Schlissel noted the University’s affiliation with national organizations — like the Association of American Universities, which former University president Mary Sue Coleman now heads — to share approaches to addressing such problems. Coleman issued a statement Saturday urging the Trump administration to suspend the executive order.
"We recognize the importance of a strong visa process to our nation’s security," she said. "However, the administration’s new order barring the entry or return of individuals from certain countries is already causing damage and should end as quickly as possible."
Poverty Solutions, a multidisciplinary program that uses research to aid low-income families, was announced in October. In early January, a Facebook Live event was held in which panelists discussed the initiative.
In response to the University’s financial support of the project, Schlissel explained that all University contributions are consistent with its research goals.

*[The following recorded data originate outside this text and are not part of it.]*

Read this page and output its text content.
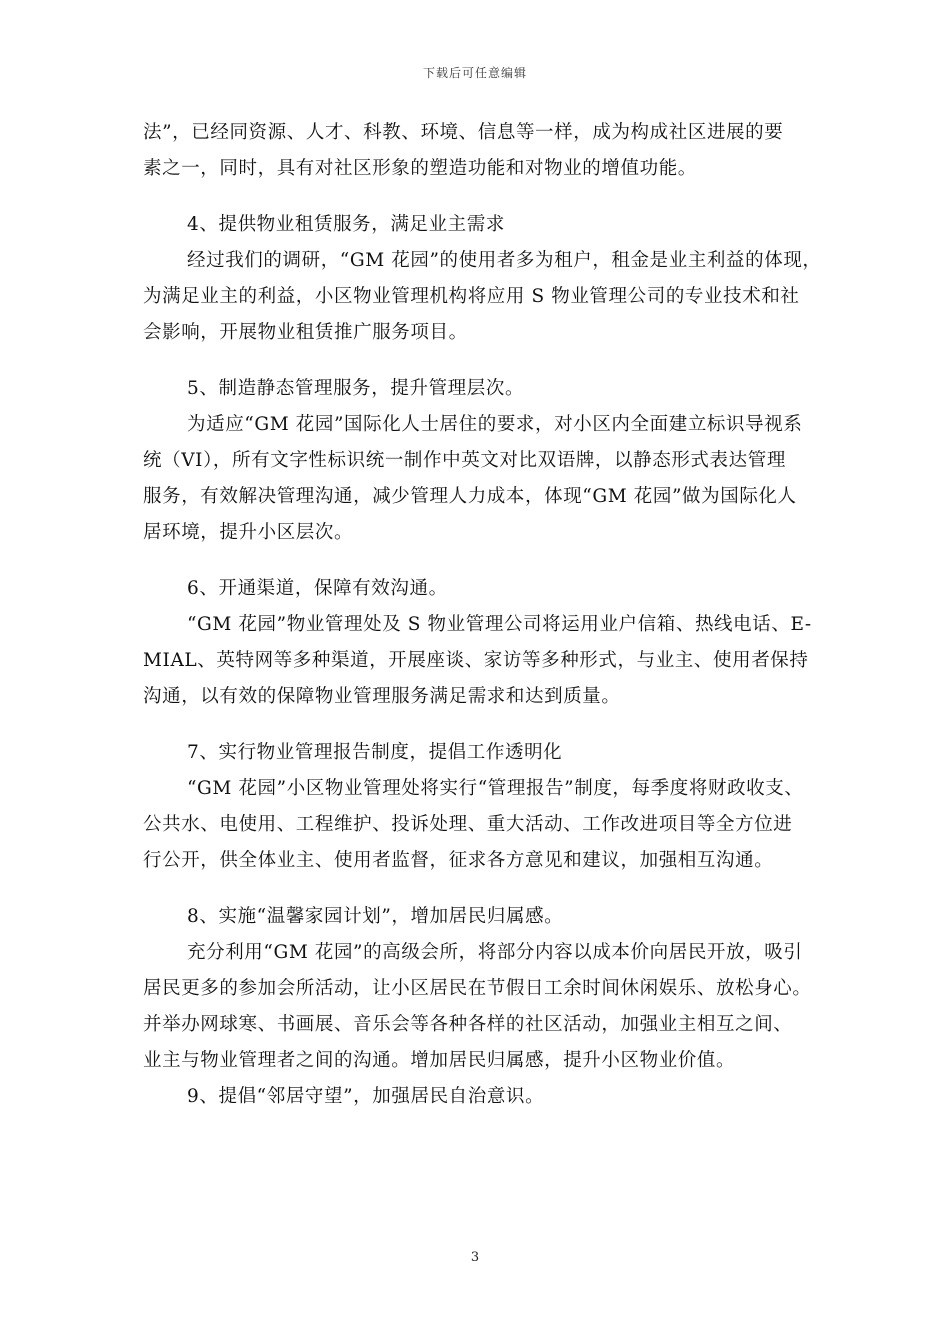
下载后可任意编辑
法”，已经同资源、人才、科教、环境、信息等一样，成为构成社区进展的要
素之一，同时，具有对社区形象的塑造功能和对物业的增值功能。
4、提供物业租赁服务，满足业主需求
经过我们的调研，“GM 花园”的使用者多为租户，租金是业主利益的体现，
为满足业主的利益，小区物业管理机构将应用 S 物业管理公司的专业技术和社
会影响，开展物业租赁推广服务项目。
5、制造静态管理服务，提升管理层次。
为适应“GM 花园”国际化人士居住的要求，对小区内全面建立标识导视系
统（VI），所有文字性标识统一制作中英文对比双语牌，以静态形式表达管理
服务，有效解决管理沟通，减少管理人力成本，体现“GM 花园”做为国际化人
居环境，提升小区层次。
6、开通渠道，保障有效沟通。
“GM 花园”物业管理处及 S 物业管理公司将运用业户信箱、热线电话、E-
MIAL、英特网等多种渠道，开展座谈、家访等多种形式，与业主、使用者保持
沟通，以有效的保障物业管理服务满足需求和达到质量。
7、实行物业管理报告制度，提倡工作透明化
“GM 花园”小区物业管理处将实行“管理报告”制度，每季度将财政收支、
公共水、电使用、工程维护、投诉处理、重大活动、工作改进项目等全方位进
行公开，供全体业主、使用者监督，征求各方意见和建议，加强相互沟通。
8、实施“温馨家园计划”，增加居民归属感。
充分利用“GM 花园”的高级会所，将部分内容以成本价向居民开放，吸引
居民更多的参加会所活动，让小区居民在节假日工余时间休闲娱乐、放松身心。
并举办网球寒、书画展、音乐会等各种各样的社区活动，加强业主相互之间、
业主与物业管理者之间的沟通。增加居民归属感，提升小区物业价值。
9、提倡“邻居守望”，加强居民自治意识。
3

“We only spend money on the University’s mission; it’s not as if we’re spending money directly on impoverished people in their everyday lives,” he said. “What we’re spending money on is supporting our researchers and our students who are doing research and teaching in this area.”
Schlissel acknowledged it is important to understand that, in doing this research, people’s lives are affected. He said without community engagement, it would not be right for the University to enter these areas and make assumptions about what people may or may not need.
Schlissel said one of the most positive aspects of this program is partnering with community groups and working with citizens in impoverished communities to try to apply and test ideas. He said the modest amount of money given to the program allows for this engagement with the community.
“What has me very excited about this initiative is it involves very close partnerships between experts in many different schools and colleges here, students, and then community groups that actually have the knowledge and their hands around the problem in a very real and local way,” he said.
Though Schlissel is in the process of implementing several Diversity, Equity and Inclusion initiatives, a report from the Equality of Opportunity Project gave the University an incredibly low ranking in terms of socioeconomic diversity and mobility.
The New York Times’ Upshot noted the report’s finding that 66 percent of students at the University come from the top 20 percent of the income distribution, while only 3.6 percent come from the bottom 20 percent.
Schlissel said he was disappointed in these numbers, but not surprised.
“We’ve identified this as a problem in recent years,” he said. “It’s not trending in the right direction and we’re serious about reversing it.”
Schlissel pointed to the success of the HAIL Scholars Program, now in its second year, which brought more than 250 low-income, largely first-generation students into last year’s freshman class.
The University also helped establish the American Talent Initiative, a program involving several higher education institutions that are working to increase the number of talented, low-income students.
“We’re making a commitment to bring to our campus top students from lower socioeconomic groups,” he said. “We’ve set rough target goals nationally to increase this number by a couple hundred thousand per year … students from lower socioeconomic communities are very talented, but they’re not applying to the same schools, or school at all sometimes, as similarly talented students in wealthier areas. They’re aiming low. The goal of this talent initiative is to identify that talent and help them aim high.”